Two highlights of Useful Music are singles for which the group enlisted ex-Talking Head Jerry Harrison as producer. With Harrison (Live, No Doubt, Verve Pipe) achieving a riveting interplay of sounds, "Matter" builds on a trenchant bass-line as gorgeous back-up vocals highlight some of Joplin's most assured singing (a haunting spoken-word interlude adds mystery and texture). Inspired in part by the movies of Paul Thomas Anderson, "Camera One," a tale of hard-life dreamers and suicide, of a "sandy haired son of Hollywood," a "trophy wife in Palisades" and a soul who "sells star maps to the sun." Josh describes the song as "the illusion of fame as validation of being" and measures the costs of fantasy as call-and-response vocals and an irresistible rhythm guitar power the music forward.

Shawn Mullins (best known for "Lullaby"), a Josh Joplin Group supporter since its inception, produced the bulk of Useful Music - and helped give its distinctive sound, while still allowing Joplin's indelible vocals and guitar playing to be clearly heard.

Those songs range from "I've Changed," a testimony to the power of renewal ("...everything I thought before/I won't think anymore"), to his bittersweet evocation of youth in the hinterlands, "Dutch Wonderland." Lamenting the lives of kids growing up with nothing to do, the song understands that it's exactly those kids who can be the craziest, the most courageous.

Similarly, "Who's Afraid of Thomas Wolfe" confronts and even celebrates ambiguity: while realizing that Wolfe's famous dictum that "you can't go home again" is right, the narrator nevertheless ventures back homeward. And yet he's clear-eyed, a kind of jaundiced visionary ("I spoke with God/I overslept/And I got fired from my job.")

Josh Joplin himself was raised in small-town America - Lancaster, Pennsylvania, the setting, in fact, of "Dutch Wonderland." Growing up, his musical tastes were fittingly eclectic: D.C. hardcore and Pete Seeger. But Dylan's The Times They Are A-Changin' and Joplin's exposure to Phil Ochs focused him. "I'd never heard such energy in a song, " he says of the night when he was 12 years old that he first heard their music.
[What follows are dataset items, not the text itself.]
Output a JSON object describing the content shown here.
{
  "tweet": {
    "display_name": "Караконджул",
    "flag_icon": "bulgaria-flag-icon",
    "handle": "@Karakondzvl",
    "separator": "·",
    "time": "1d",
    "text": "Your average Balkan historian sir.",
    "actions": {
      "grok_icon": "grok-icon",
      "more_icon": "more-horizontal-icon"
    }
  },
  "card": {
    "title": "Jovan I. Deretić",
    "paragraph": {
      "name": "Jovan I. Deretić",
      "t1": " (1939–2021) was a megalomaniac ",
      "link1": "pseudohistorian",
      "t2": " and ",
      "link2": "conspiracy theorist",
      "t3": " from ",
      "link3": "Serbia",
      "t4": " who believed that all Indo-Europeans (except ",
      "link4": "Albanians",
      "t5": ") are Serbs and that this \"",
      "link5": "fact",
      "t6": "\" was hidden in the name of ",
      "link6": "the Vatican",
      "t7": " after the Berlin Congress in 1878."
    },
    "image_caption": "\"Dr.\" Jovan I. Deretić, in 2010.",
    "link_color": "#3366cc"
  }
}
While retaining his allegiance to the rebel spirit of bands like Minor Threat, the Smiths and the Clash, he found another kind of rebellion that was just as powerful. At 16, he quit school and headed out on the road, an adventure that took him deeper into the music. He passed through Hibbing, Minnesota, Dylan's boyhood home, ventured to El Paso, the birthplace of Phil Ochs, communed for a while with the ghost of Woody Guthrie in Okemah, Oklahoma. Always, he wrote, sang and performed. "I was becoming a hardcore folk singer," he says, "the denim shirt and everything. I was caught in the spell -- everything from the Almanac Singers to even collegiate choirboy, hootenanny folk. It was the incredible optimism of the music that drew me in."
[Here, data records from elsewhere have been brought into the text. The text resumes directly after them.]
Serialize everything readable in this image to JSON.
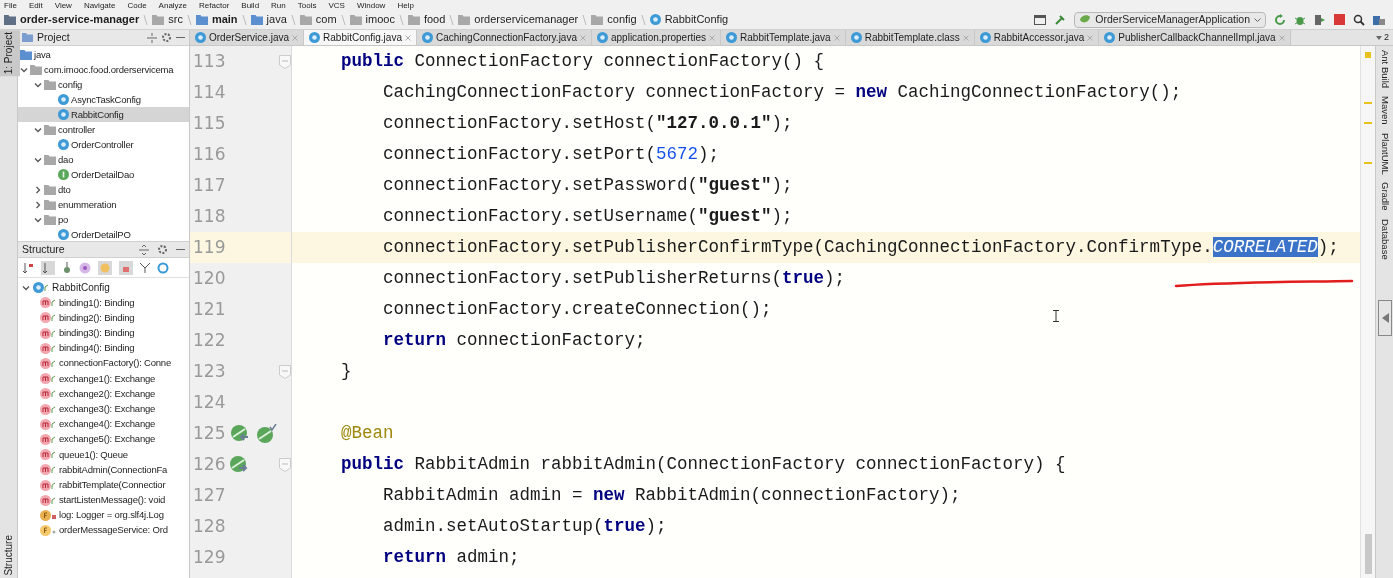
{
  "menu_bar": [
    "File",
    "Edit",
    "View",
    "Navigate",
    "Code",
    "Analyze",
    "Refactor",
    "Build",
    "Run",
    "Tools",
    "VCS",
    "Window",
    "Help"
  ],
  "breadcrumbs": [
    {
      "label": "order-service-manager",
      "kind": "project"
    },
    {
      "label": "src",
      "kind": "folder"
    },
    {
      "label": "main",
      "kind": "source"
    },
    {
      "label": "java",
      "kind": "source"
    },
    {
      "label": "com",
      "kind": "folder"
    },
    {
      "label": "imooc",
      "kind": "folder"
    },
    {
      "label": "food",
      "kind": "folder"
    },
    {
      "label": "orderservicemanager",
      "kind": "folder"
    },
    {
      "label": "config",
      "kind": "folder"
    },
    {
      "label": "RabbitConfig",
      "kind": "class"
    }
  ],
  "run_config": "OrderServiceManagerApplication",
  "left_strip": {
    "top": "1: Project",
    "bottom": "Structure"
  },
  "project_panel": {
    "title": "Project",
    "tree": [
      {
        "label": "java",
        "kind": "source",
        "selected": false
      },
      {
        "label": "com.imooc.food.orderservicema",
        "kind": "folder",
        "expanded": true,
        "selected": false,
        "children": [
          {
            "label": "config",
            "kind": "folder",
            "expanded": true,
            "selected": false,
            "children": [
              {
                "label": "AsyncTaskConfig",
                "kind": "class",
                "selected": false
              },
              {
                "label": "RabbitConfig",
                "kind": "class",
                "selected": true
              }
            ]
          },
          {
            "label": "controller",
            "kind": "folder",
            "expanded": true,
            "selected": false,
            "children": [
              {
                "label": "OrderController",
                "kind": "class",
                "selected": false
              }
            ]
          },
          {
            "label": "dao",
            "kind": "folder",
            "expanded": true,
            "selected": false,
            "children": [
              {
                "label": "OrderDetailDao",
                "kind": "interface",
                "selected": false
              }
            ]
          },
          {
            "label": "dto",
            "kind": "folder",
            "expanded": false,
            "selected": false
          },
          {
            "label": "enummeration",
            "kind": "folder",
            "expanded": false,
            "selected": false
          },
          {
            "label": "po",
            "kind": "folder",
            "expanded": true,
            "selected": false,
            "children": [
              {
                "label": "OrderDetailPO",
                "kind": "class",
                "selected": false
              }
            ]
          }
        ]
      }
    ]
  },
  "structure_panel": {
    "title": "Structure",
    "root": {
      "label": "RabbitConfig",
      "expanded": true,
      "children": [
        {
          "label": "binding1(): Binding",
          "kind": "method"
        },
        {
          "label": "binding2(): Binding",
          "kind": "method"
        },
        {
          "label": "binding3(): Binding",
          "kind": "method"
        },
        {
          "label": "binding4(): Binding",
          "kind": "method"
        },
        {
          "label": "connectionFactory(): Conne",
          "kind": "method"
        },
        {
          "label": "exchange1(): Exchange",
          "kind": "method"
        },
        {
          "label": "exchange2(): Exchange",
          "kind": "method"
        },
        {
          "label": "exchange3(): Exchange",
          "kind": "method"
        },
        {
          "label": "exchange4(): Exchange",
          "kind": "method"
        },
        {
          "label": "exchange5(): Exchange",
          "kind": "method"
        },
        {
          "label": "queue1(): Queue",
          "kind": "method"
        },
        {
          "label": "rabbitAdmin(ConnectionFa",
          "kind": "method"
        },
        {
          "label": "rabbitTemplate(Connectior",
          "kind": "method"
        },
        {
          "label": "startListenMessage(): void",
          "kind": "method"
        },
        {
          "label": "log: Logger = org.slf4j.Log",
          "kind": "static_field"
        },
        {
          "label": "orderMessageService: Ord",
          "kind": "field"
        }
      ]
    }
  },
  "tabs": [
    {
      "label": "OrderService.java",
      "selected": false
    },
    {
      "label": "RabbitConfig.java",
      "selected": true
    },
    {
      "label": "CachingConnectionFactory.java",
      "selected": false
    },
    {
      "label": "application.properties",
      "selected": false
    },
    {
      "label": "RabbitTemplate.java",
      "selected": false
    },
    {
      "label": "RabbitTemplate.class",
      "selected": false
    },
    {
      "label": "RabbitAccessor.java",
      "selected": false
    },
    {
      "label": "PublisherCallbackChannelImpl.java",
      "selected": false
    }
  ],
  "tab_count": "2",
  "editor": {
    "lines": [
      {
        "number": "113",
        "current": false,
        "fold": true,
        "tokens": [
          {
            "text": "public",
            "kind": "keyword"
          },
          {
            "text": " ConnectionFactory connectionFactory() {",
            "kind": "plain"
          }
        ],
        "children": [
          {
            "number": "114",
            "current": false,
            "fold": false,
            "tokens": [
              {
                "text": "CachingConnectionFactory connectionFactory = ",
                "kind": "plain"
              },
              {
                "text": "new",
                "kind": "keyword"
              },
              {
                "text": " CachingConnectionFactory();",
                "kind": "plain"
              }
            ]
          },
          {
            "number": "115",
            "current": false,
            "fold": false,
            "tokens": [
              {
                "text": "connectionFactory.setHost(",
                "kind": "plain"
              },
              {
                "text": "\"127.0.0.1\"",
                "kind": "string"
              },
              {
                "text": ");",
                "kind": "plain"
              }
            ]
          },
          {
            "number": "116",
            "current": false,
            "fold": false,
            "tokens": [
              {
                "text": "connectionFactory.setPort(",
                "kind": "plain"
              },
              {
                "text": "5672",
                "kind": "number"
              },
              {
                "text": ");",
                "kind": "plain"
              }
            ]
          },
          {
            "number": "117",
            "current": false,
            "fold": false,
            "tokens": [
              {
                "text": "connectionFactory.setPassword(",
                "kind": "plain"
              },
              {
                "text": "\"guest\"",
                "kind": "string"
              },
              {
                "text": ");",
                "kind": "plain"
              }
            ]
          },
          {
            "number": "118",
            "current": false,
            "fold": false,
            "tokens": [
              {
                "text": "connectionFactory.setUsername(",
                "kind": "plain"
              },
              {
                "text": "\"guest\"",
                "kind": "string"
              },
              {
                "text": ");",
                "kind": "plain"
              }
            ]
          },
          {
            "number": "119",
            "current": true,
            "fold": false,
            "tokens": [
              {
                "text": "connectionFactory.setPublisherConfirmType(CachingConnectionFactory.ConfirmType.",
                "kind": "plain"
              },
              {
                "text": "CORRELATED",
                "kind": "selection"
              },
              {
                "text": ");",
                "kind": "plain"
              }
            ]
          },
          {
            "number": "120",
            "current": false,
            "fold": false,
            "tokens": [
              {
                "text": "connectionFactory.setPublisherReturns(",
                "kind": "plain"
              },
              {
                "text": "true",
                "kind": "keyword"
              },
              {
                "text": ");",
                "kind": "plain"
              }
            ]
          },
          {
            "number": "121",
            "current": false,
            "fold": false,
            "tokens": [
              {
                "text": "connectionFactory.createConnection();",
                "kind": "plain"
              }
            ]
          },
          {
            "number": "122",
            "current": false,
            "fold": false,
            "tokens": [
              {
                "text": "return",
                "kind": "keyword"
              },
              {
                "text": " connectionFactory;",
                "kind": "plain"
              }
            ]
          }
        ]
      },
      {
        "number": "123",
        "current": false,
        "fold": true,
        "tokens": [
          {
            "text": "}",
            "kind": "plain"
          }
        ]
      },
      {
        "number": "124",
        "current": false,
        "fold": false
      },
      {
        "number": "125",
        "current": false,
        "fold": false,
        "kind": "bean",
        "tokens": [
          {
            "text": "@Bean",
            "kind": "annotation"
          }
        ]
      },
      {
        "number": "126",
        "current": false,
        "fold": true,
        "kind": "impl",
        "tokens": [
          {
            "text": "public",
            "kind": "keyword"
          },
          {
            "text": " RabbitAdmin rabbitAdmin(ConnectionFactory connectionFactory) {",
            "kind": "plain"
          }
        ],
        "children": [
          {
            "number": "127",
            "current": false,
            "fold": false,
            "tokens": [
              {
                "text": "RabbitAdmin admin = ",
                "kind": "plain"
              },
              {
                "text": "new",
                "kind": "keyword"
              },
              {
                "text": " RabbitAdmin(connectionFactory);",
                "kind": "plain"
              }
            ]
          },
          {
            "number": "128",
            "current": false,
            "fold": false,
            "tokens": [
              {
                "text": "admin.setAutoStartup(",
                "kind": "plain"
              },
              {
                "text": "true",
                "kind": "keyword"
              },
              {
                "text": ");",
                "kind": "plain"
              }
            ]
          },
          {
            "number": "129",
            "current": false,
            "fold": false,
            "tokens": [
              {
                "text": "return",
                "kind": "keyword"
              },
              {
                "text": " admin;",
                "kind": "plain"
              }
            ]
          }
        ]
      }
    ]
  },
  "right_strip": [
    "Ant Build",
    "Maven",
    "PlantUML",
    "Gradle",
    "Database"
  ]
}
After a time washing dishes in New York City and staying at friend's apartment, Joplin heard Atlantan Kevn Kinney's MacDougal Blues and music by Michelle Shocked. Packing his bags, he headed South, only to find that, folk music of the classic Village Vanguard variety wasn't happening in Dixie, either. What was happening, however, was a singer-songwriter boom.
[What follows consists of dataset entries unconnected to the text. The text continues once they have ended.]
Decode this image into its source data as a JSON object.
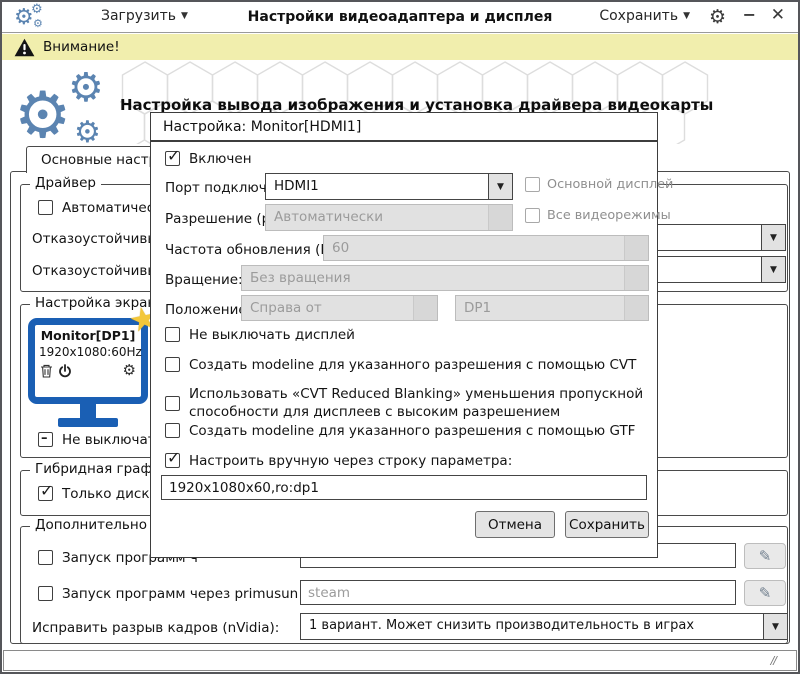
{
  "titlebar": {
    "load_label": "Загрузить",
    "title": "Настройки видеоадаптера и дисплея",
    "save_label": "Сохранить"
  },
  "warning": {
    "text": "Внимание!"
  },
  "header": {
    "title": "Настройка вывода изображения и установка драйвера видеокарты"
  },
  "tabs": {
    "main": "Основные настройки"
  },
  "driver_group": {
    "legend": "Драйвер",
    "auto_label": "Автоматический в",
    "failsafe1_label": "Отказоустойчивый др",
    "failsafe2_label": "Отказоустойчивый др"
  },
  "screen_group": {
    "legend": "Настройка экрана",
    "monitor_name": "Monitor[DP1]",
    "monitor_mode": "1920x1080:60Hz",
    "keep_on_label": "Не выключать ди"
  },
  "hybrid_group": {
    "legend": "Гибридная графика",
    "discrete_label": "Только дискретно"
  },
  "extra_group": {
    "legend": "Дополнительно",
    "run1_label": "Запуск программ ч",
    "run2_label": "Запуск программ через primusun (nVidia):",
    "run2_placeholder": "steam",
    "tearing_label": "Исправить разрыв кадров (nVidia):",
    "tearing_value": "1 вариант. Может снизить производительность в играх"
  },
  "dialog": {
    "title": "Настройка: Monitor[HDMI1]",
    "enabled_label": "Включен",
    "port_label": "Порт подключения:",
    "port_value": "HDMI1",
    "primary_label": "Основной дисплей",
    "resolution_label": "Разрешение (px):",
    "resolution_value": "Автоматически",
    "allmodes_label": "Все видеорежимы",
    "refresh_label": "Частота обновления (Hz):",
    "refresh_value": "60",
    "rotation_label": "Вращение:",
    "rotation_value": "Без вращения",
    "position_label": "Положение:",
    "position_value": "Справа от",
    "position_target": "DP1",
    "keep_display_label": "Не выключать дисплей",
    "cvt_label": "Создать modeline для указанного разрешения с помощью CVT",
    "cvt_rb_label": "Использовать «CVT Reduced Blanking» уменьшения пропускной способности для дисплеев с высоким разрешением",
    "gtf_label": "Создать modeline для указанного разрешения с помощью GTF",
    "manual_label": "Настроить вручную через строку параметра:",
    "manual_value": "1920x1080x60,ro:dp1",
    "cancel_label": "Отмена",
    "save_label": "Сохранить"
  },
  "icons": {
    "caret_down": "▼",
    "combo_arrow": "▼",
    "gear": "⚙",
    "minimize": "−",
    "close": "✕",
    "check": "✓",
    "dash": "–",
    "star": "★",
    "pencil": "✎",
    "resize": "∕∕"
  },
  "colors": {
    "accent_blue": "#5b84b1",
    "monitor_blue": "#1a5fb4",
    "warning_bg": "#f1eead",
    "star_gold": "#f3c73a"
  }
}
Hooking up with the likes of Mullins and Natalie Farr, Joplin started hitting coffeehouses, still as a solo act. Then he expanded. Joplin assembled the nucleus of the Josh Joplin Group with a full rhythm section. In time bassist/violist Geoff Melkonnian came on board, former Kelly Hogan keyboardist Allen Broyles and guitarist Deb Davis also joined in, and Joplin emerged as a different kind of songwriter. "I started writing songs I really wanted to write, rather than ones I thought my heroes might have written," he says. "And I began to realize that writing with a band in mind added an entirely new dimension."

Live, Joplin's storytelling, role-playing side comes to the fore, mixing off-kilter insights and unexpected kicks into their shows, while on record the experience is more intimate and immediate. Either way, a singularly strong set of songs shines through. "I write about belief and the struggle for it - belief in the struggle to ascend and transcend," Joplin says. "I write about what I aspire to - and the person I want to become, that's who I'm writing for."

And it's also the kind of music whose brilliance, wit and usefulness only grows. The more you play it, the brighter it shines.